UN responsible investing body threatens to kick out laggards

One in 10 of the signatories to a UN-backed responsible investment initiative have been placed on a watchlist for failing to show they are taking their commitment seriously enough, amid wider criticism of the body itself by investors.

The Principles for Responsible Investment will put 185 of its 1,967 signatories on notice in the next fortnight after an annual audit suggested they had not demonstrated a minimum standard of responsible investment activity.

The body did not disclose the identities of those on the list but said it included members of various sizes and across all regions. Just under a fifth of those falling short are asset owners, with most of the rest being asset managers.

“It was pretty representative of the signatory base,” said Fiona Reynolds, chief executive.

Signatories to the PRI, which was established in 2006, commit to six principles designed to embed environmental, social and governance considerations into mainstream investing and hold companies they invest in to account on ESG failures.

They must file an annual report to the organisation detailing their progress. But the PRI has decided to implement a more rigorous set of minimum requirements, including an obligation that at least half a fund manager’s assets be covered by a responsible investing policy and for there to be explicit commitment to the issue by senior managers.

Those on the watchlist, who will be contacted privately, have two years to make improvements or face being delisted and publicly identified.

“Two years sounds like a long time but it’s got to be measurable,” said Ms Reynolds, who stressed that the PRI would work with signatories on improvements, and delisting was a final resort.

However, some investors have criticised the PRI, arguing that it needs to be more stringent in its oversight.

“We think it should be more demanding of its membership,” said Andrew Newington, chief operating and investment officer at Actis, the $9bn emerging markets investment group.

“The institution needs to make sure people aren’t gaming it,” said Steve Waygood, chief responsible investment officer at Aviva Investors, who was involved in founding the PRI.

He said it could not be ruled out that some signatories used it as a figleaf rather than having a genuine commitment to ESG investing, but stressed that the organisation was “tough enough for now,” and that excessive ejections would be counterproductive.

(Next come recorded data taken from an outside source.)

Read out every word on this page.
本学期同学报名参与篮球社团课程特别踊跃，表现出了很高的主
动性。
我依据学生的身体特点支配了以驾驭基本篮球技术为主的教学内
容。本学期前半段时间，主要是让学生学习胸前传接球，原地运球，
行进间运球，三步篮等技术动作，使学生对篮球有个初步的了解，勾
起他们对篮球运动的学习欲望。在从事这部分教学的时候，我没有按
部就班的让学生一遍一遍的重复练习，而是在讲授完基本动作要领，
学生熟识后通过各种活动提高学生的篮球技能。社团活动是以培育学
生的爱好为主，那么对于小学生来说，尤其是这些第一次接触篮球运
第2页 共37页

One head of responsible investing who did not want to be named went further, saying the PRI had “lost its way a little bit because its tried to cater to so many needs and interests”.

“Everyone’s a signatory now — that’s a good thing, but [also] a bad thing,” the person said. The PRI is hardening its stance partly at the behest of its signatories following a consultation in which the majority of respondents indicated they were in favour of a tougher approach.

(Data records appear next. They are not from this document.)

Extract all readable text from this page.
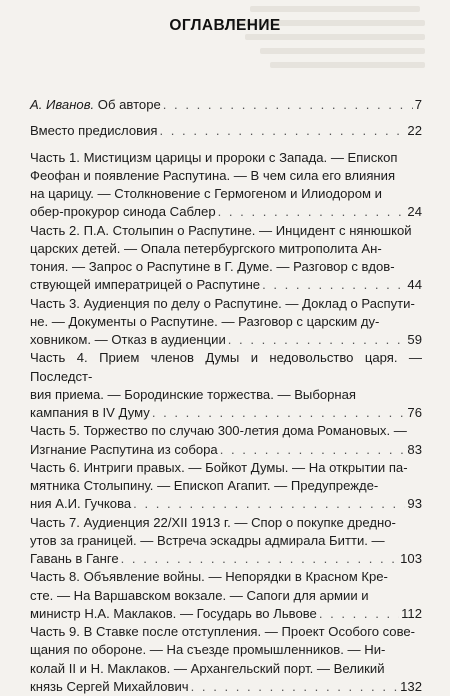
ОГЛАВЛЕНИЕ
А. Иванов. Об авторе . . .	7
Вместо предисловия . . .	22
Часть 1. Мистицизм царицы и пророки с Запада. — Епископ
Феофан и появление Распутина. — В чем сила его влияния
на царицу. — Столкновение с Гермогеном и Илиодором и
обер-прокурор синода Саблер . . .	24
Часть 2. П.А. Столыпин о Распутине. — Инцидент с нянюшкой
царских детей. — Опала петербургского митрополита Ан-
тония. — Запрос о Распутине в Г. Думе. — Разговор с вдов-
ствующей императрицей о Распутине . . .	44
Часть 3. Аудиенция по делу о Распутине. — Доклад о Распути-
не. — Документы о Распутине. — Разговор с царским ду-
ховником. — Отказ в аудиенции . . .	59
Часть 4. Прием членов Думы и недовольство царя. — Последст-
вия приема. — Бородинские торжества. — Выборная
кампания в IV Думу . . .	76
Часть 5. Торжество по случаю 300-летия дома Романовых. —
Изгнание Распутина из собора . . .	83
Часть 6. Интриги правых. — Бойкот Думы. — На открытии па-
мятника Столыпину. — Епископ Агапит. — Предупрежде-
ния А.И. Гучкова . . .	93
Часть 7. Аудиенция 22/XII 1913 г. — Спор о покупке дредно-
утов за границей. — Встреча эскадры адмирала Битти. —
Гавань в Ганге . . .	103
Часть 8. Объявление войны. — Непорядки в Красном Кре-
сте. — На Варшавском вокзале. — Сапоги для армии и
министр Н.А. Маклаков. — Государь во Львове . . .	112
Часть 9. В Ставке после отступления. — Проект Особого сове-
щания по обороне. — На съезде промышленников. — Ни-
колай II и Н. Маклаков. — Архангельский порт. — Великий
князь Сергей Михайлович . . .	132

Ms Reynolds said the PRI recognised it was time to place signatories under greater scrutiny. “I do not think we have lost our way,” she said, stressing that membership grew at its fastest rate last year. She conceded that a minority of signatories might regard the PRI as a figleaf. “That’s why we need to tighten up our requirements.”

Delistings occur each year for reasons including companies being acquired by entities who are themselves also signatories, although mostly because they fail to report in the annual PRI audit. In the year to March 2017, 79 companies were delisted, and 103 in the same period a year earlier.